When he opens them again, he sees that Sherlock has kicked off his shoes and is lying on his back on the bed, off to the right so there is plenty of room for John on the left. He has his arms crossed behind his head. John thinks of this as a cloud gazing position (he and Sherlock have done that, too), and for a moment it looks quite unusual to him, to see Sherlock so relaxed and so open, on this musty strange bed, in this room that once caged a beast. He looks at home and out of place, all at once.
"Join me?" he mumbles.
And of course, John does.
They don't fall asleep, but they lie shoulder to shoulder with their fingers entwined, and they listen to song after song until the music finally trails away. By this time, Sherlock's curled on his side with his head on John's chest, his right hand in John's right, and John's left arm around Sherlock's shoulders. His breathing is so even that anyone else, who isn't John, who doesn't know Sherlock this well, would think he has fallen asleep. John's eyes are open and he's wondering if maybe they aren't the first to lie like this in this spot, listening to this music and then to this silence, and he's wondering if this echo, if that is what it is, is frightening or, in fact, a comfort.

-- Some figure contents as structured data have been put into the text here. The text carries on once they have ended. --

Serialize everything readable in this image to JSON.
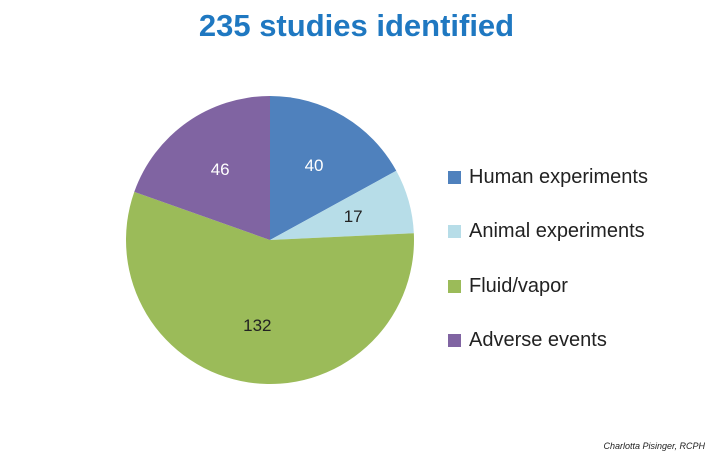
{
  "title": "235 studies identified",
  "credit": "Charlotta Pisinger, RCPH",
  "chart_data": {
    "type": "pie",
    "title": "235 studies identified",
    "categories": [
      "Human experiments",
      "Animal experiments",
      "Fluid/vapor",
      "Adverse events"
    ],
    "values": [
      40,
      17,
      132,
      46
    ],
    "colors": [
      "#4f81bd",
      "#b7dde8",
      "#9bbb59",
      "#8064a2"
    ],
    "label_colors": [
      "#ffffff",
      "#222222",
      "#222222",
      "#ffffff"
    ],
    "start_angle_deg": 0,
    "direction": "clockwise",
    "legend_position": "right"
  }
}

"If it's true, then which one of us is the monster?" he mumbles out loud, because he's fairly sure now, he just knows, that is how it was.
"What?" Sherlock mumbles back, neither annoyed nor confused.
"Nothing. I don't know." He scratches his fingers through Sherlock's curls. "Nothing, really. Just… stray thought."
Sherlock makes a quiet little snuffling sound in acknowledgement, and doesn't press. John knows they'll have to leave soon, that soon isn't quite now yet, that they'll both want to return here and neither will be able to say why, and he knows there's a good chance, too, that neither of them will ever see this room again.